Yes. The Holy Grail of many, many research projects and efforts at the moment is to find a good, stable neural interface that can measure the signals coming down the motor nerve and stimulate the sensory nerves so a person thinks they are having the sense of touch. If you have a stable nerve interface, you have a way to communicate with the nervous system and you can do all sorts of very powerful things. For someone with a spinal cord injury, you could bridge the break and talk to neurons in the nervous system. You could also use it to interface with the parasympathetic nervous system to modulate the control of the pancreas or the liver or the vagus nerve – a big nerve that goes up in the brain. You could talk to the optical nerve or talk to the auditory nerve and modulate vision or hearing.

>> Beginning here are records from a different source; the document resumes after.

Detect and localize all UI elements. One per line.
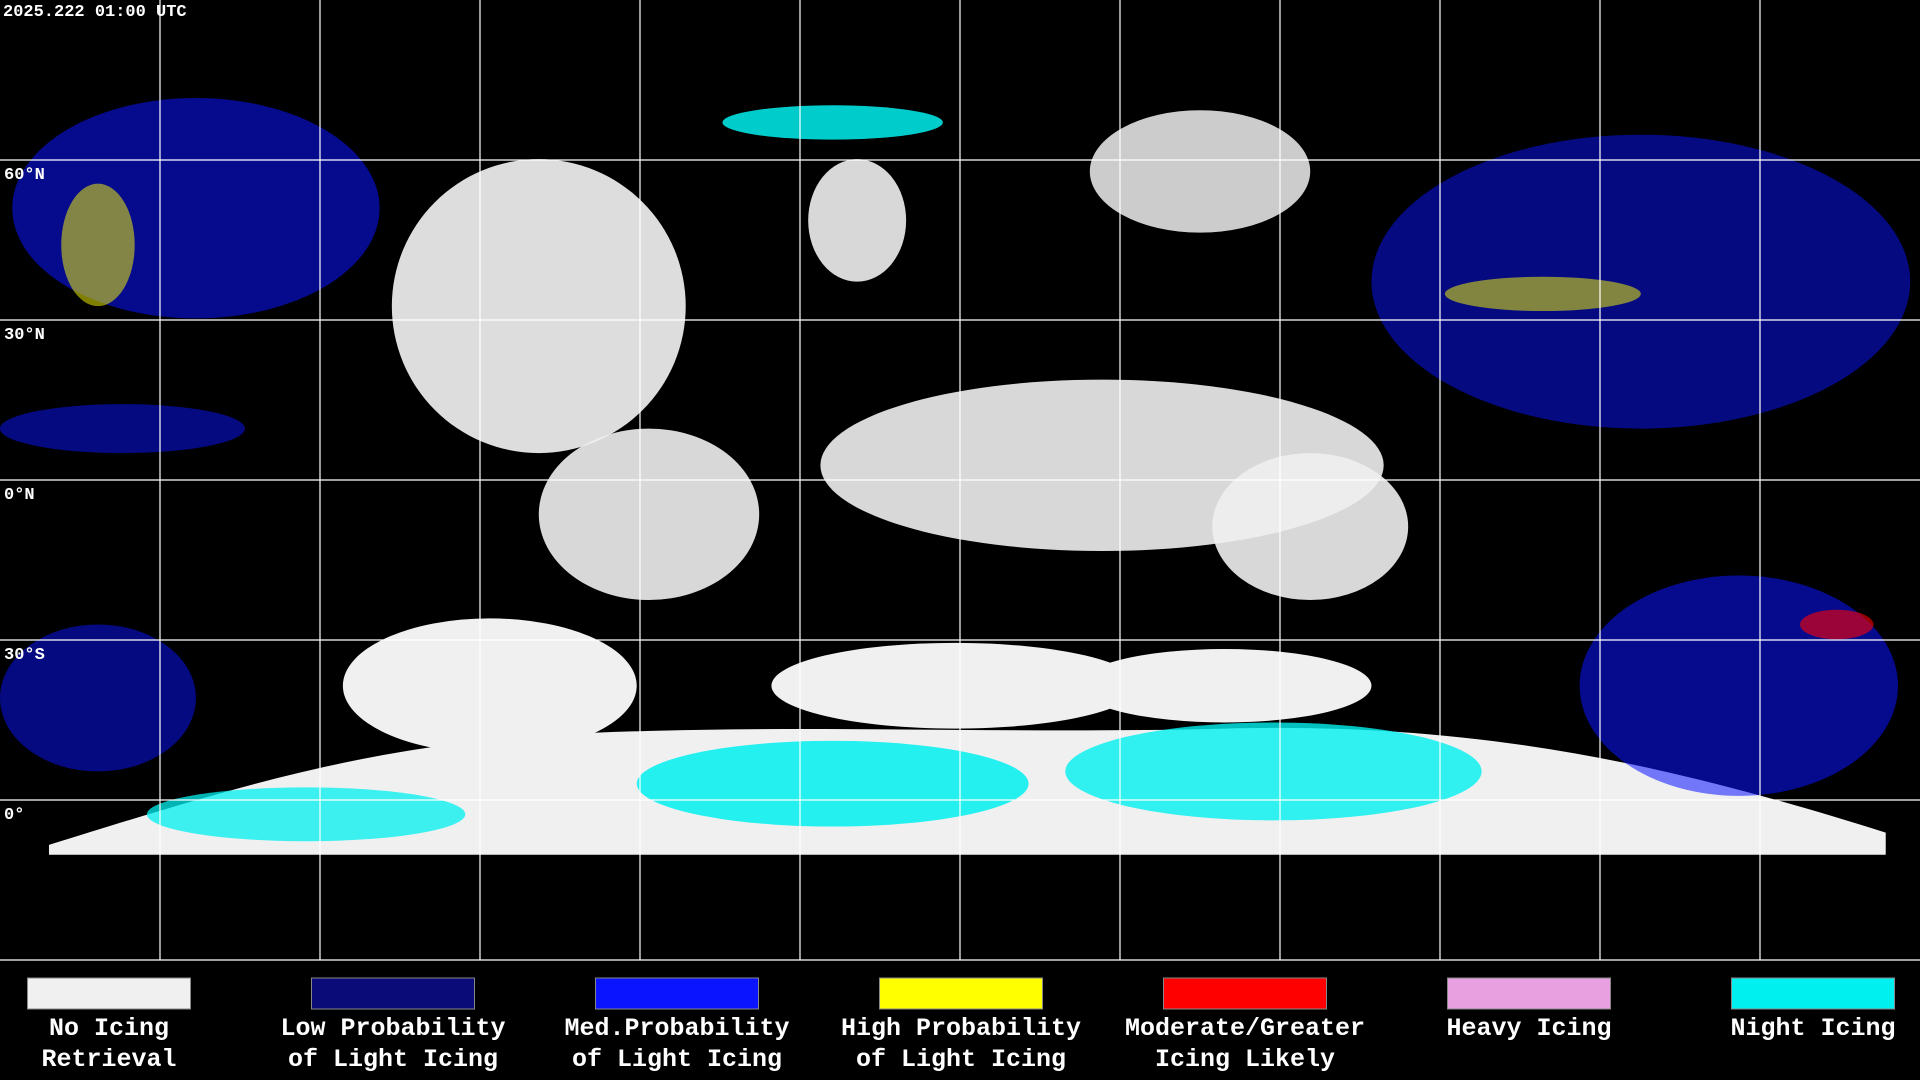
icing-area <box>12 97 380 319</box>
legend-swatch <box>1731 977 1895 1010</box>
legend-label: Med.Probability <box>564 1014 789 1043</box>
icing-area <box>1800 609 1874 640</box>
legend-label: No Icing <box>49 1014 169 1043</box>
latitude-label: 0°N <box>4 486 35 505</box>
icing-area <box>1371 134 1911 429</box>
legend-label: Night Icing <box>1730 1014 1895 1043</box>
legend-label: Heavy Icing <box>1446 1014 1611 1043</box>
cloud-area <box>771 642 1139 729</box>
night-icing-area <box>1065 722 1482 821</box>
cloud-area <box>1089 110 1311 233</box>
latitude-label: 30°S <box>4 646 45 665</box>
cloud-area <box>1212 453 1409 601</box>
legend-swatch <box>879 977 1043 1010</box>
latitude-label: 0° <box>4 806 24 825</box>
icing-area <box>61 183 135 307</box>
icing-area <box>1579 575 1898 796</box>
cloud-area <box>808 159 907 282</box>
latitude-label: 30°N <box>4 326 45 345</box>
legend-label: Moderate/Greater <box>1125 1014 1365 1043</box>
night-icing-area <box>722 105 943 140</box>
cloud-area <box>342 618 637 754</box>
night-icing-area <box>636 740 1029 827</box>
legend-label: High Probability <box>841 1014 1081 1043</box>
graticule <box>0 0 1920 961</box>
legend-swatch <box>1163 977 1327 1010</box>
legend-label: Retrieval <box>41 1045 176 1074</box>
legend-label: of Light Icing <box>288 1045 498 1074</box>
legend-label: Icing Likely <box>1155 1045 1335 1074</box>
legend-swatch <box>27 977 191 1010</box>
timestamp: 2025.222 01:00 UTC <box>3 3 187 22</box>
cloud-area <box>1077 648 1372 723</box>
legend-label: Low Probability <box>280 1014 505 1043</box>
latitude-labels: 60°N 30°N 0°N 30°S 0° <box>4 166 45 825</box>
icing-area <box>0 404 245 454</box>
legend-swatch <box>1447 977 1611 1010</box>
legend-label: of Light Icing <box>856 1045 1066 1074</box>
legend-swatch <box>595 977 759 1010</box>
latitude-label: 60°N <box>4 166 45 185</box>
cloud-area <box>538 428 760 601</box>
legend-swatch <box>311 977 475 1010</box>
icing-area <box>0 624 196 772</box>
night-icing-area <box>146 787 466 842</box>
icing-area <box>1444 276 1641 312</box>
cloud-layer <box>0 97 1911 855</box>
cloud-area <box>391 159 686 454</box>
legend-label: of Light Icing <box>572 1045 782 1074</box>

We believe that if we can get this to work properly, it would have far greater impact than just our humble interface for controlling prosthetic hands.

4. In what ways have you worked to improve the prosthetic user’s experience?

Many people live with chronic pain and we would like to address that issue through an appropriate use of electrical stimulation. So we are about to explore the use of stimulation to manage pain, which would be a very important clinical application for many people.

Socket comfort also is important. A prosthesis is made up of a socket from which all of the hardware components are suspended and is also that place that a person slips their residual limb into. Socket comfort is a very big issue for most users because a socket will get hot and sweaty in the summer and cold in winter. We’re trying to figure out ways to make the socket suspend comfortably so that it doesn’t impinge on pressure points, but also to make sure it stays cool and sweat-free.

We build all these fancy robotic hands, but the things that actually decide whether a user will use the prosthesis are: “Do I have a lot of pain?” “Is my socket comfortable?” “Is the arm too heavy?” It doesn’t matter how fancy your system is; these three things will determine whether the system gets used.

There’s also something we’re working on called algorithm development that maps the sensing from the interface and decides which motors in the arm to drive. We’ve been developing a novel algorithm to improve the control that is available to many users. We’ve been recruiting people with amputations to participate in studies to see whether this controller design is effective.

5. What would you consider the high points in your career or personal life?

The birth of my son was one of my high points and my marriage is another. Getting our DARPA hand working is another high point. We were able to deliver a very challenging hand design in time for the 50th anniversary DARPA celebration.  We were working in the hotel room the night before to try it out for the first time on a patient. The tester came in and had never seen the hand and we had to fit it right there.

Getting IMES into humans has to be a high point. That’s only taken 10 years. Research is one step forward and 27 back.

More recently, we are finally getting results from our optogenetic research. After a long and hard-fought struggle to get everything working we’ve gotten some results, so it’s been a huge relief and big deal.  There was never a concrete disproving of the idea; it was always another technical hurdle or something to be tested or disproved before we could throw an idea out. Now we have data that is interesting and it’s exciting.